TI automotive chip features ASIL-D support
The TI processor is designed for automotive applications. This chip is part of the Jacinto 7 SoC family. The design is a mix of Arm Cortex processors and TI’s own C71 DSP. For this design, TI created multiple isolated domains on the monolithic chip. With the domain isolation, parts of the chip can be ISO 26262 ASIL-D compliant for safety critical operations. Other parts of the chip will only require ASIL-B compliance.
The wakeup domain is ASIL D and has a dedicated Cortex-M processor for boot management, cryptographic acceleration, trusted execution environment, and secure storage.
The MCU domain is also ASIL-D and is isolated, with a Cortex-R processor. It supports communications with safety critical peripherals.
The main domain is ASIL-B and has Cortex-A processors and TI’s C71x DSP, plus a C66 DSP for audio processing and legacy support. The C71x DSP has a 64-bit, 16-issue VLIW architecture that can support 4240 integer MAC/cycle (8-bit). TI added many vision pre-processing functions for ADAS vision sensors that enhance the sensor data. There is also a depth and motion perception accelerator (DMPA) that estimates 2D object motion and builds a vector field between two images. This information can be used to estimate the potential for objects to cross the path of the vehicle.

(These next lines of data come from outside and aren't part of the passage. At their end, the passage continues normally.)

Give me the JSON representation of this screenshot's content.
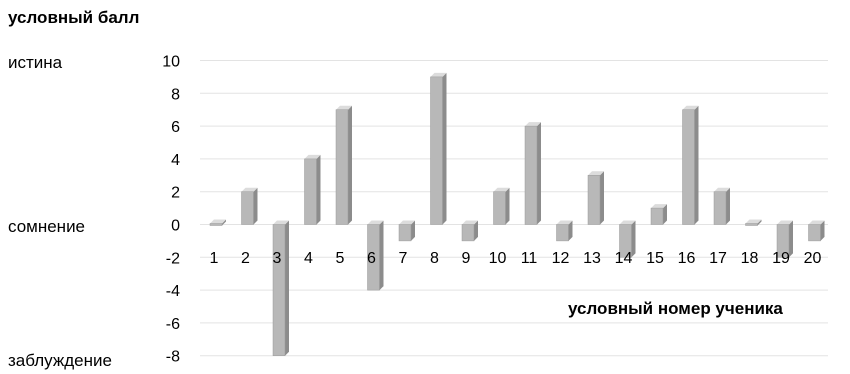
{
  "chart_data": {
    "type": "bar",
    "title": "",
    "ylabel": "условный балл",
    "xlabel": "условный номер ученика",
    "side_labels": {
      "top": "истина",
      "middle": "сомнение",
      "bottom": "заблуждение"
    },
    "ylim": [
      -8,
      10
    ],
    "yticks": [
      10,
      8,
      6,
      4,
      2,
      0,
      -2,
      -4,
      -6,
      -8
    ],
    "grid": true,
    "bar_style": "3d",
    "colors": {
      "bar_front": "#b8b8b8",
      "bar_side": "#8c8c8c",
      "bar_top": "#dcdcdc",
      "grid": "#e3e3e3"
    },
    "categories": [
      "1",
      "2",
      "3",
      "4",
      "5",
      "6",
      "7",
      "8",
      "9",
      "10",
      "11",
      "12",
      "13",
      "14",
      "15",
      "16",
      "17",
      "18",
      "19",
      "20"
    ],
    "values": [
      0,
      2,
      -8,
      4,
      7,
      -4,
      -1,
      9,
      -1,
      2,
      6,
      -1,
      3,
      -2,
      1,
      7,
      2,
      0,
      -2,
      -1
    ]
  }
}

IBM Z Series mainframes squeeze in more cores
IBM’s venerable mainframe computers continue to move forward. The latest Z15 processor packs 12 cores capable of 5.2 GHz clock speeds with no thermal throttling, because IBM uses water cooling to handle the high power. While many other processors have moved to 7 nm, IBM instead stayed with the GlobalFoundries’ tried-and-true 14 nm process with embedded DRAM (eDRAM). Both IBM Power and Z series processors have relied on eDRAM to be able to put large caches on die, but this 14 nm GlobalFoundries is the end of the road for eDRAM scaling.
Despite being in the same process node as its predecessor, the Z15 designers squeezed in two additional CPU cores in the same die area plus 10% higher single-thread performance. Most of the work to shrink the cores was from tighter circuit designs. For additional die area savings, they removed voltage regulators off chip and redesigned the eDRAM to improve density.
In addition to the two extra CPU cores, the designers added in a cryptographic accelerator and sort/merge accelerator. The final chip was 696 mm2, which is about the same as its predecessor. Keeping the die size similar reduced the thermal and mechanical redesign work required.
Due to time constraints, each presentation could only touch on a few design aspects of these chips. Yet, it offers a glimpse of the incredibly complex nature of the design tradeoffs and tricks needed to squeeze out the maximum performance, for the lowest amount of power. It also demonstrates the shift in focus to architecture enhancements and advanced circuit design as the benefits of new process nodes decreases, especially relative to the cost.